The BSE 500 index added 1.6 percent supported by the SpiceJet, Kansai Nerolac Paints, PB Fintech, JSW Energy, HLE Glascoat, IRB Infrastructure Developers and Zomato.
Where is Nifty50 headed?
Apurva Sheth, Head of Market Perspectives, Samco Securities.
On a macroeconomic front, the upcoming week is expected to be jam-packed for investors. The global markets are likely to dance to the tune of the Inflation figures to be released by the United States and China. Back home, market players will turn to the Indian CPI print for hints about the economy’s trajectory.
After a remarkable comeback from the bottom of the 15,200 mark in June, it appears like the bulls are running out of steam.

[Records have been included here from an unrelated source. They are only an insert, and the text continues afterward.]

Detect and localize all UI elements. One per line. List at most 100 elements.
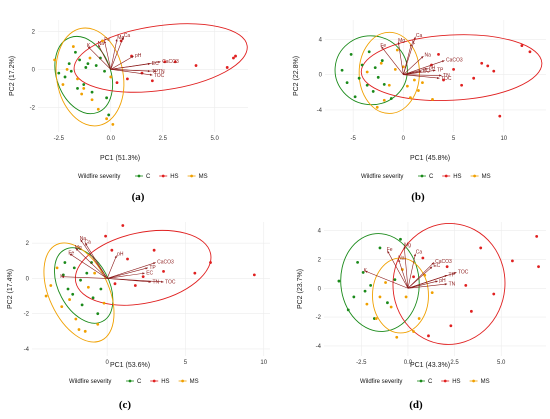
point-c [103, 69, 106, 73]
point-c [360, 63, 364, 67]
point-c [86, 62, 90, 66]
panel-label: (c) [119, 399, 132, 411]
point-hs [163, 60, 167, 64]
biplot-panel-d: -2.5 0.0 2.5 5.0 4 2 0 -2 -4 PC1 (43.3%) PC2 (23.7… [297, 222, 546, 411]
loading-arrow-label: pH [135, 53, 142, 59]
legend-dot-c [419, 379, 423, 383]
point-c [57, 71, 61, 75]
loading-arrow-label: EC [433, 263, 440, 269]
loading-arrow-label: pH [117, 252, 124, 258]
loading-arrow-label: Na [80, 236, 87, 242]
loading-arrow [403, 246, 409, 289]
point-ms [77, 328, 81, 331]
biplot-panels: -2.5 0.0 2.5 5.0 2 0 -2 PC1 (51.3%) PC2 (17.2%) p… [7, 20, 546, 411]
y-tick-label: -2 [30, 105, 36, 111]
loading-arrow-label: Fe [104, 37, 110, 43]
loading-arrow [398, 259, 409, 289]
loading-arrow-head [403, 246, 406, 249]
loading-arrow-label: Na [398, 256, 405, 262]
biplot-panel-c: 0 5 10 2 0 -2 -4 PC1 (53.6%) PC2 (17.4%) pH EC CaCO… [7, 222, 270, 411]
loading-arrow [403, 74, 440, 79]
point-hs [452, 67, 455, 71]
point-hs [209, 261, 212, 264]
x-tick-label: 10 [500, 136, 507, 142]
legend: Wildfire severity C HS MS [360, 379, 490, 385]
point-ms [378, 295, 382, 299]
legend-dot-ms [190, 174, 194, 178]
point-c [393, 278, 397, 282]
point-hs [193, 271, 197, 275]
x-tick-label: -2.5 [356, 360, 367, 366]
x-tick-label: 5 [184, 360, 188, 366]
panel-label: (b) [411, 191, 425, 203]
y-axis-label: PC2 (22.8%) [293, 56, 300, 96]
point-ms [379, 61, 383, 65]
point-ms [82, 86, 86, 90]
legend-dot-hs [444, 174, 448, 178]
loading-arrow-label: CaCO3 [157, 260, 174, 266]
biplot-panel-a: -2.5 0.0 2.5 5.0 2 0 -2 PC1 (51.3%) PC2 (17.2%) p… [9, 20, 248, 203]
legend: Wildfire severity C HS MS [69, 379, 199, 385]
point-c [369, 283, 373, 287]
ellipse-ms [358, 31, 420, 114]
loading-arrow-head [431, 262, 435, 265]
loading-arrow-label: Ca [416, 33, 423, 39]
loading-arrow-head [161, 280, 164, 283]
ellipse-hs [392, 223, 506, 345]
loading-arrow-label: TOC [154, 73, 165, 79]
point-ms [395, 48, 399, 52]
loading-arrow-label: EC [152, 61, 159, 67]
loading-arrow [107, 262, 156, 279]
ellipse-c [54, 247, 114, 324]
point-ms [393, 67, 397, 71]
point-hs [133, 284, 137, 287]
point-hs [492, 292, 496, 296]
legend-dot-c [128, 379, 132, 383]
point-c [107, 113, 111, 117]
y-tick-label: 0 [32, 67, 36, 73]
point-c [382, 82, 386, 86]
loading-arrow-head [433, 69, 436, 72]
point-c [346, 308, 350, 312]
point-hs [511, 259, 514, 263]
point-c [80, 303, 84, 307]
point-hs [252, 273, 256, 277]
loading-arrow-label: TN [443, 73, 450, 79]
loading-arrow-label: TN [158, 69, 165, 75]
loading-arrow-head [441, 60, 445, 63]
loading-arrow [381, 46, 404, 75]
x-axis-label: PC1 (43.3%) [410, 362, 450, 369]
point-hs [110, 248, 114, 252]
point-c [373, 66, 377, 70]
point-hs [232, 56, 235, 60]
loading-arrow-label: Mg [117, 35, 124, 41]
loading-arrow-head [154, 70, 157, 73]
loading-arrow [398, 42, 404, 75]
loading-arrow-label: K [87, 43, 91, 49]
point-hs [464, 283, 468, 287]
point-ms [96, 322, 100, 326]
loading-arrow-label: TOC [165, 280, 176, 286]
loading-arrow-label: K [60, 274, 64, 280]
point-c [399, 237, 402, 241]
point-ms [44, 294, 48, 298]
ellipse-c [340, 233, 420, 332]
x-tick-label: 5 [452, 136, 456, 142]
loading-arrow [403, 43, 412, 75]
x-tick-label: 0 [105, 360, 109, 366]
ellipse-ms [372, 257, 429, 334]
y-axis-label: PC2 (17.2%) [9, 56, 16, 96]
loading-arrow-head [437, 76, 440, 80]
point-ms [421, 81, 424, 85]
legend-item-c: C [429, 174, 434, 180]
point-hs [234, 54, 237, 58]
point-ms [431, 97, 434, 101]
loading-arrow [403, 55, 424, 75]
loading-arrow-head [398, 259, 401, 263]
loading-arrow [110, 38, 118, 70]
loading-arrow-label: EC [146, 270, 153, 276]
point-ms [404, 295, 408, 299]
x-tick-label: 0.0 [107, 136, 116, 142]
point-ms [105, 117, 109, 121]
legend-dot-ms [472, 379, 475, 383]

On the hourly charts, the Nifty is forming a bearish divergence with the RSI, indicating that the upward momentum is slowing.
Throughout the week, the index encountered resistance around 17,500. This level is also expected to act as a resistance in the next week too. On the downside, 17,000 is anticipated to provide significant support for the index.
Amol Athawale, Deputy Vice President – Technical Research, Kotak Securities:
With the overhang of monetary policy now behind us, the geo-political tension between China & Taiwan will be in focus, as any flare up in the region may lead to panic situations across the globe. Technically, on weekly charts, the index has formed a bullish candle. Further, daily and intraday charts are indicating the continuation of a non-directional activity in the near future.
The short texture of the market is still on the bullish side but a fresh uptrend rally is possible only after the 17,500 breakout level. Above the same, the index could rally up to 17,600-17,750. On the flip side, below 17,500, the index would retest the level of 17,250-17,200 and if the downside continues, it may correct up to 17,050-17,000.
Ajit Mishra, VP – Research, Religare Broking Ltd
With no major event lined up ahead, the focus would be on earnings and global cues for direction. On the index front, we’re currently seeing time-wise correction as it’s somehow holding around the upper band of the consolidation range.
A decisive break above 17,400 would help resume the trend ahead else consolidation may continue. Since we’re seeing rotational buying across sectors, focus more on stock selection and overnight risk management.